Pieces of paper? Pieces of paper found and picked up or gathered off the streets, or gleaned from under the windshield wipers of vehicles, or pried off laundry room bulletin boards, or wherever they were posted or tacked or stapled on whatever? This proletarian treasure became a gold mine for Davy Rothbart, creator and founder of Found magazine. These missives, gathered and selected, turn out to be treasure that illuminates the lives of everyday people. They are funny, or sad, or even sort of tragic. Seems like perfect fodder for the new “kick-ass” musical, Found: A New Musical, with book by Hunter Bell and Lee Overtree and music and original Lyrics by Eli Bolin.
The back-room auditorium of the Los Angeles Theater Center is turned into a hip cabaret with a bar against one wall, a meandering stage projecting out from the bar, with tiny tables and black, cane backed chairs for an audience that sits so close to the action that the players who disappear against the walls of the venue sometimes bump into patrons as they hurry to access the stage. At least I got nudged a couple of times, which to tell the truth, I kind of enjoyed. Patrons can get drinks from the bar just outside the theatre, which enhances the whole scheme of the thing.
The action of the play, at its core, is a fraught dramedy set to music. The plot is essentially the finding and creating of Found magazine. The gimmick is that this beloved bar is in the last night of its existence before being torn down. Davy (Jonah Platt) grabs a mike, gives a spiel to the audience and soon launches into song, joined by his cheerfully gay best friend, Mikey (Mike Millan), bartender Denise (Jordan Kai Burnett), and eventually the entire terrific ensemble of Sheila Carrasco, Parvesh Cheena, Desi Dennis-Dylan, Tom DeTrinis, Zehra Fazal, Ryan Garcia, and Karla Mosley. The opening number is a transition into the story of the creation of Found magazine, beginning with a slip of paper that had been tucked under Davy’s windshield wipers.
Throughout the show, more and more of these odd missives gone-astray are read, or more usually, sung by the cast with the text projected on the walls of the theatre. Davy soon finds that he has lost his job. For Denise its the last night serving drinks.
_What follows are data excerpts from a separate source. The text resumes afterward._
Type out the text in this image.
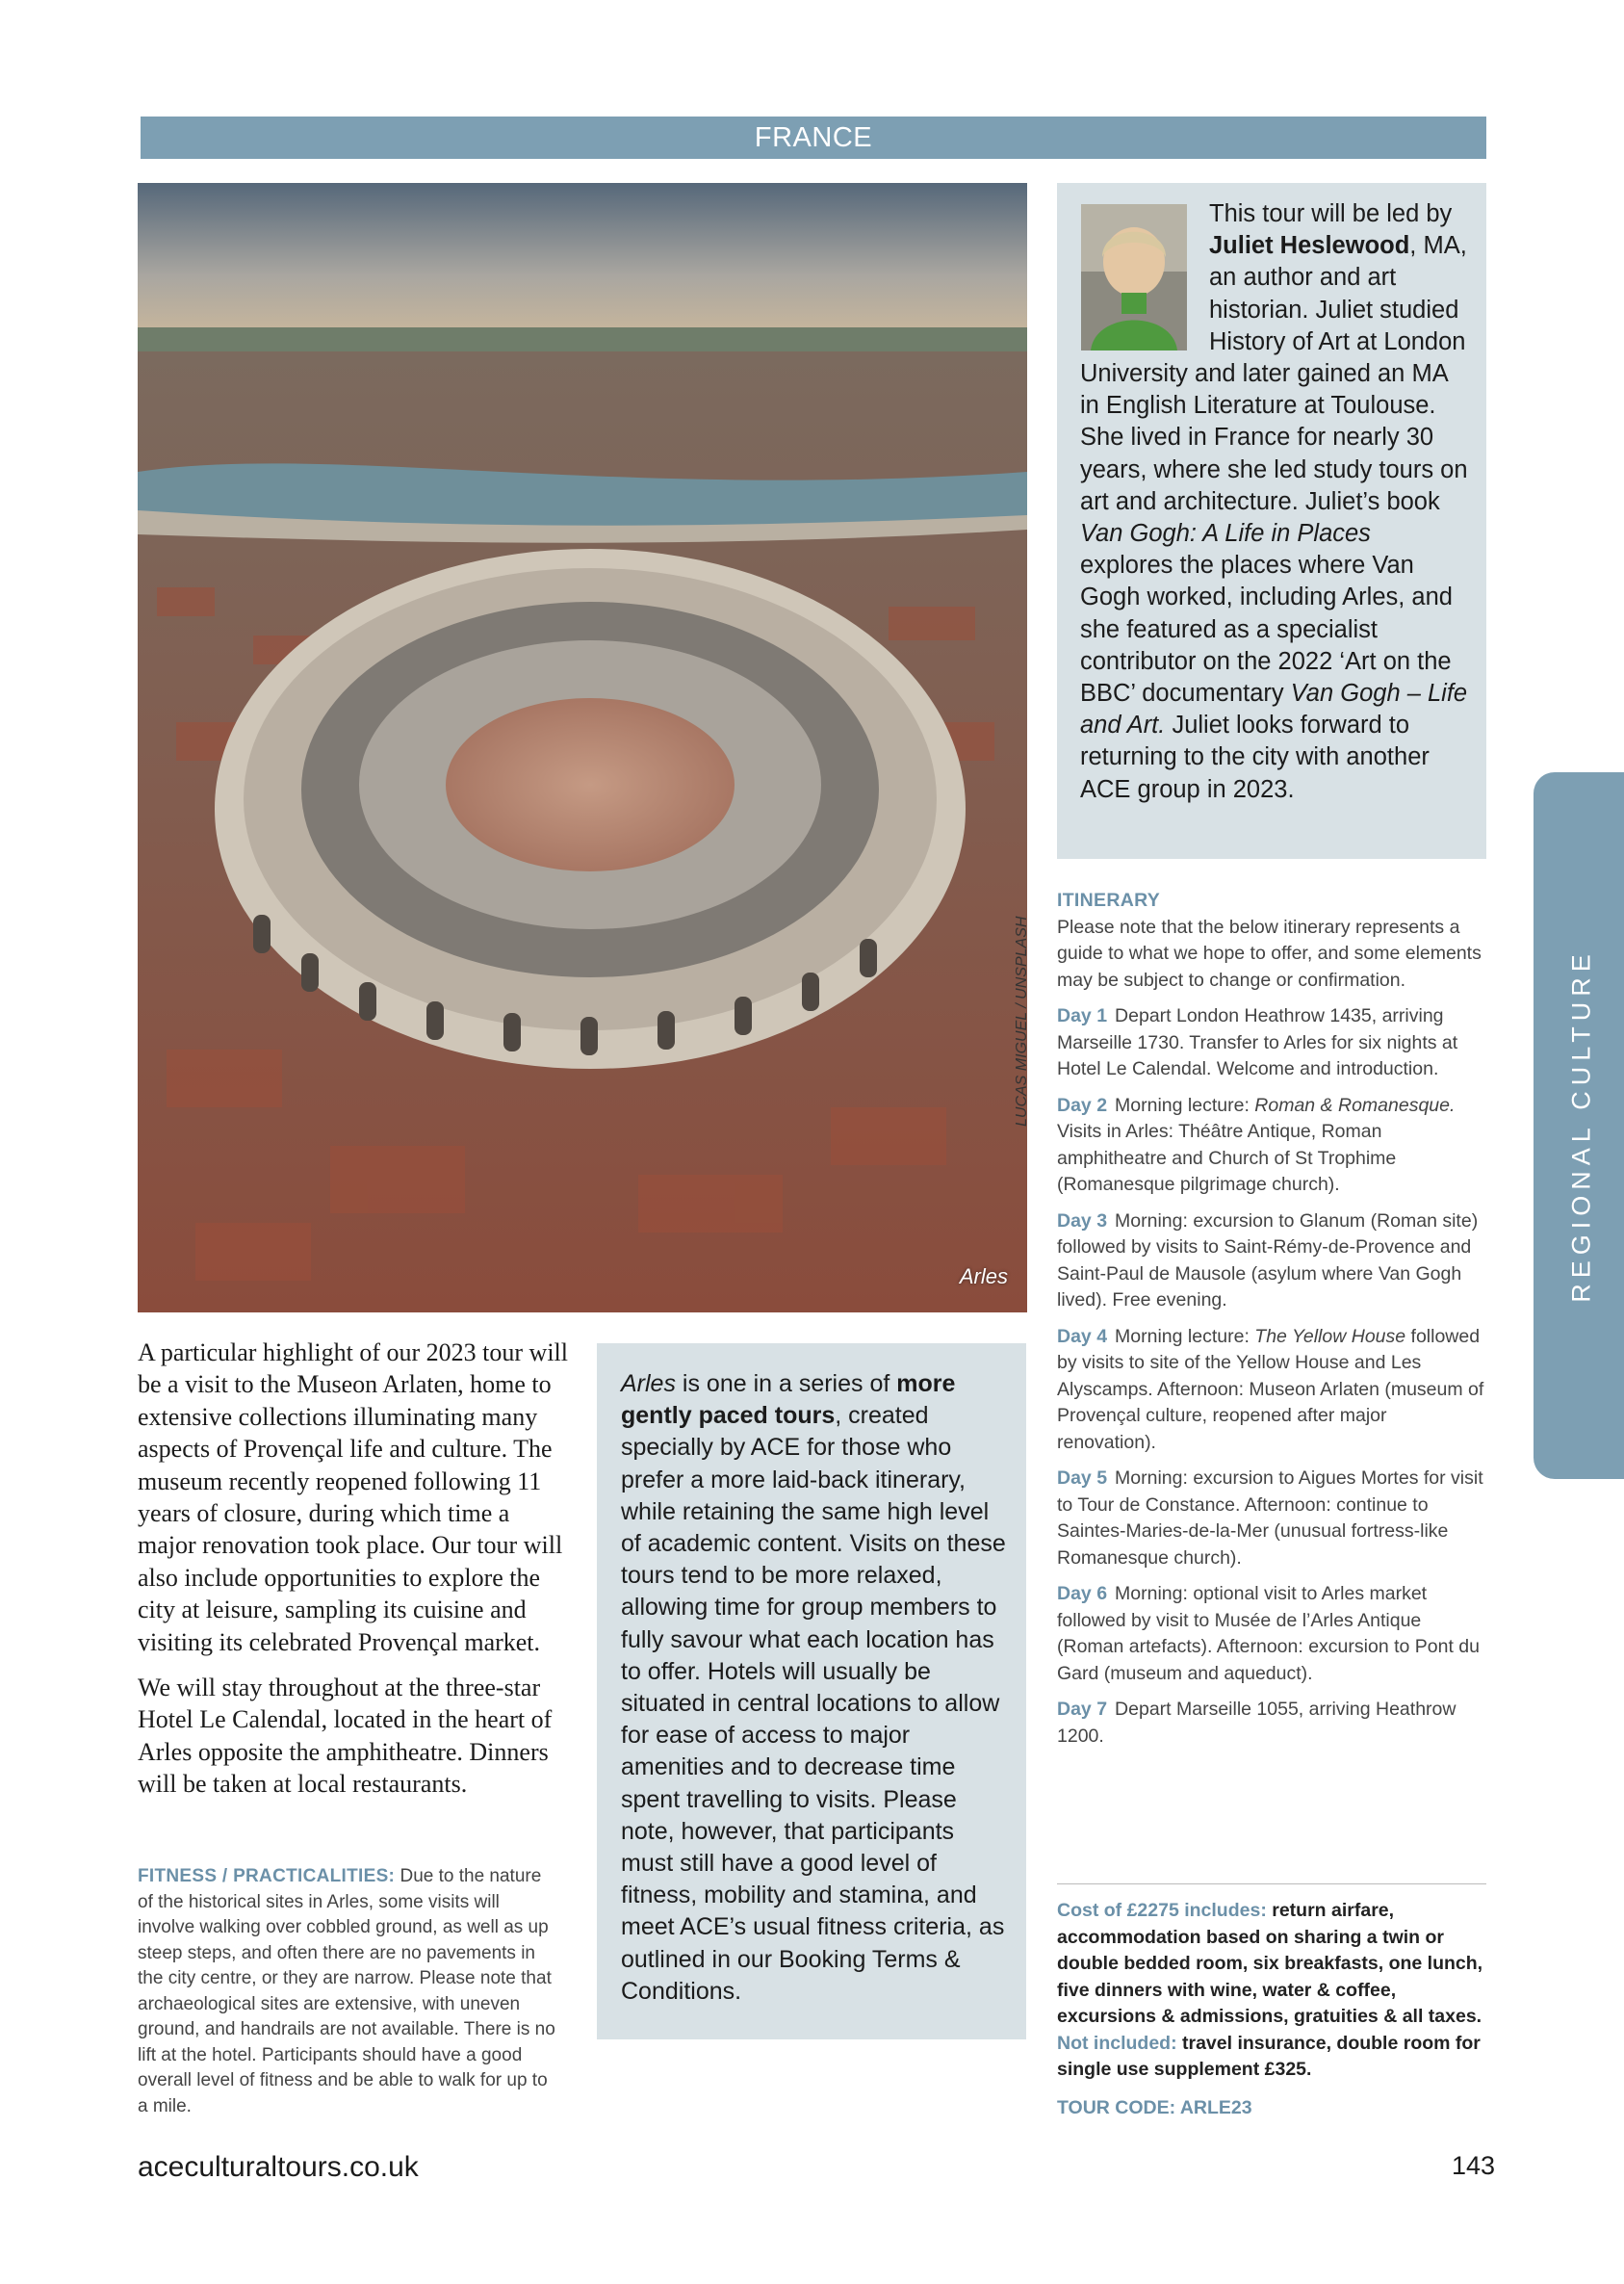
FRANCE
Arles
LUCAS MIGUEL / UNSPLASH
This tour will be led by Juliet Heslewood, MA, an author and art historian. Juliet studied History of Art at London University and later gained an MA in English Literature at Toulouse. She lived in France for nearly 30 years, where she led study tours on art and architecture. Juliet’s book Van Gogh: A Life in Places explores the places where Van Gogh worked, including Arles, and she featured as a specialist contributor on the 2022 ‘Art on the BBC’ documentary Van Gogh – Life and Art. Juliet looks forward to returning to the city with another ACE group in 2023.
ITINERARY
Please note that the below itinerary represents a guide to what we hope to offer, and some elements may be subject to change or confirmation.
Day 1 Depart London Heathrow 1435, arriving Marseille 1730. Transfer to Arles for six nights at Hotel Le Calendal. Welcome and introduction.
Day 2 Morning lecture: Roman & Romanesque. Visits in Arles: Théâtre Antique, Roman amphitheatre and Church of St Trophime (Romanesque pilgrimage church).
Day 3 Morning: excursion to Glanum (Roman site) followed by visits to Saint-Rémy-de-Provence and Saint-Paul de Mausole (asylum where Van Gogh lived). Free evening.
Day 4 Morning lecture: The Yellow House followed by visits to site of the Yellow House and Les Alyscamps. Afternoon: Museon Arlaten (museum of Provençal culture, reopened after major renovation).
Day 5 Morning: excursion to Aigues Mortes for visit to Tour de Constance. Afternoon: continue to Saintes-Maries-de-la-Mer (unusual fortress-like Romanesque church).
Day 6 Morning: optional visit to Arles market followed by visit to Musée de l’Arles Antique (Roman artefacts). Afternoon: excursion to Pont du Gard (museum and aqueduct).
Day 7 Depart Marseille 1055, arriving Heathrow 1200.
Cost of £2275 includes: return airfare, accommodation based on sharing a twin or double bedded room, six breakfasts, one lunch, five dinners with wine, water & coffee, excursions & admissions, gratuities & all taxes. Not included: travel insurance, double room for single use supplement £325.
TOUR CODE: ARLE23

A particular highlight of our 2023 tour will be a visit to the Museon Arlaten, home to extensive collections illuminating many aspects of Provençal life and culture. The museum recently reopened following 11 years of closure, during which time a major renovation took place. Our tour will also include opportunities to explore the city at leisure, sampling its cuisine and visiting its celebrated Provençal market.

We will stay throughout at the three-star Hotel Le Calendal, located in the heart of Arles opposite the amphitheatre. Dinners will be taken at local restaurants.

FITNESS / PRACTICALITIES: Due to the nature of the historical sites in Arles, some visits will involve walking over cobbled ground, as well as up steep steps, and often there are no pavements in the city centre, or they are narrow. Please note that archaeological sites are extensive, with uneven ground, and handrails are not available. There is no lift at the hotel. Participants should have a good overall level of fitness and be able to walk for up to a mile.
Arles is one in a series of more gently paced tours, created specially by ACE for those who prefer a more laid-back itinerary, while retaining the same high level of academic content. Visits on these tours tend to be more relaxed, allowing time for group members to fully savour what each location has to offer. Hotels will usually be situated in central locations to allow for ease of access to major amenities and to decrease time spent travelling to visits. Please note, however, that participants must still have a good level of fitness, mobility and stamina, and meet ACE’s usual fitness criteria, as outlined in our Booking Terms & Conditions.
REGIONAL CULTURE
aceculturaltours.co.uk	143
Mikey is a genial free floater. Davy sparks with Denise, but she is a hard case having been burned by love before. Shakespeare, as usual says it best: “The course of true love never did run smooth.” Of course the trio comes up with the idea of gathering the stray bits of paper and publishing them in a magazine. They become successful in their home territory, Chicago, and eventually wind up in LA where…ah, no. Enough plot.
Under the spirited direction of Moritz von Stuelpnagel, with excellent music supervision, direction, arrangements and orchestrations by Frank Galgano and Matt Castle, and the amazing choreography by Kathryn Burns, this show is exhilarating. And I cannot express enough how great this cast is. They are totally engaged in the joy of performance. The music is hip and terrific, sung with unflagging power. And the drama comes straight from the heart with truth and power.
Credit where credit is due, let me reiterate that Found: A New Musical is based on the Found books and magazines by Davy Rothbart, with additional material created in collaboration with Story Pirates. It is presented by IAMA Theatre Company by special arrangement with Victoria Lang, Benjamin Salka and Eva Price. It runs through March 23 at The Los Angeles Theater Center, 514 South Spring Street in Downtown Los Angeles.